Expensive ERP apps and integration tools kept Navfac from integrating sooner, Smith says. |
With conventional EAI, Navfac would have had to create brokers, adapters, and translators to enable the program to pass data among various applications--a big job. "We simply could not get this done before," says Cmdr. Scott Smith, assistant command information officer for enterprise integration. "We didn't have the time or the money to build an interface."
With Jacada's tools, Smith's group writes a layer of code using existing logic that links each application to the composite program. By comparison, more-sophisticated EAI tools create composite applications by forcing users to rewrite business logic, a more expensive and time-consuming process.
Jacada and competitors such as ClientSoft, Seagull Software Systems, and WRQ have offered programmatic interfaces for years that help create graphical user interfaces for mainframe and other legacy applications. With the Fusion tools, Jacada offers a single user interface to both legacy and Windows-based applications. To do it, Jacada grabs data from the underlying application, not, as some other products do, from the computer screen, says Daryl Plummer, a Gartner VP and chief fellow. "Jacada is looking at the way the application works, not the way the emulation works," he says.

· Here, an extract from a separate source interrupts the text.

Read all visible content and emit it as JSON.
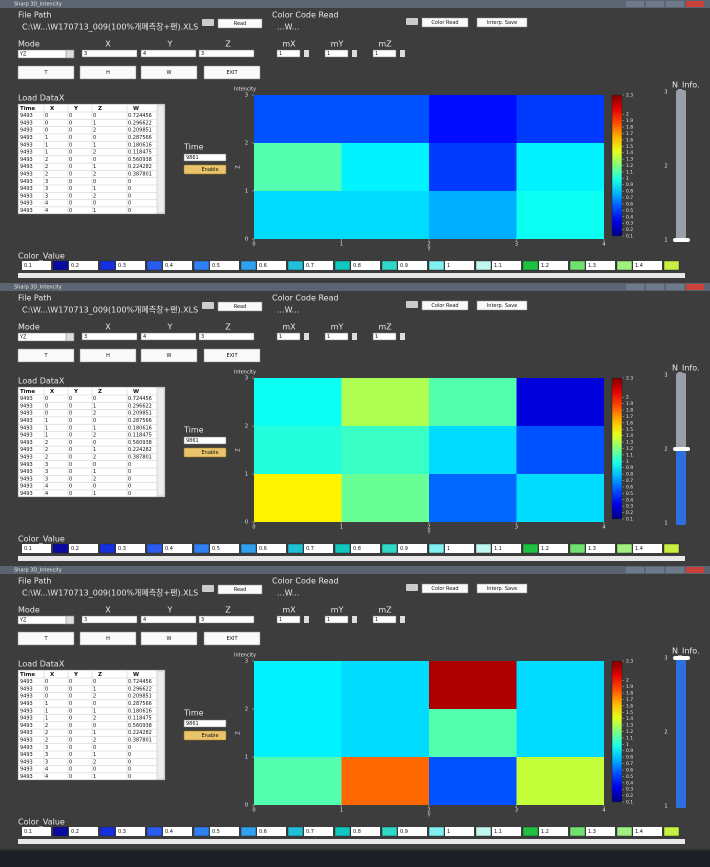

Fusion is most useful to workers who employ a number of desktop applications. If a company doesn't have a lot of different desktop applications and needs to do most of its integration where the data resides, Fusion won't help, Plummer says. "It's for stitching together processes that are labor intensive."
After Charleston, Navfac will roll out the composite app in September to its other engineering field divisions, in San Diego, Pearl Harbor, and Norfolk, Va. Then it plans to combine all five of its applications into one large composite app that would simplify life for about 4,000 of its more than 14,000 military and civilian employees.
"Navfac leadership over the past few years has realized that it needs to run more like an enterprise," says King, who has spent 24 years in the Navy. "Word has gotten out to our leadership to break down stovepipes." During his three years as Navfac's IT chief, King has overseen the integration of the group's IT systems with Navy-mandated systems such as the Navy and Marine Corps' intranet, a secure network being built to let military personnel manage everything from benefits to ammunition supplies. Under King's leadership, Navfac also has pruned its legacy applications from 30,000 to 700.
The work may just be starting on Navfac's latest integration effort, but both the Navy and the Defense Department are watching carefully. With 34,000 procurement officers in Defense using the same contract-procurement application as Navfac and dealing with similar integration hassles, a lot hangs on the project's success.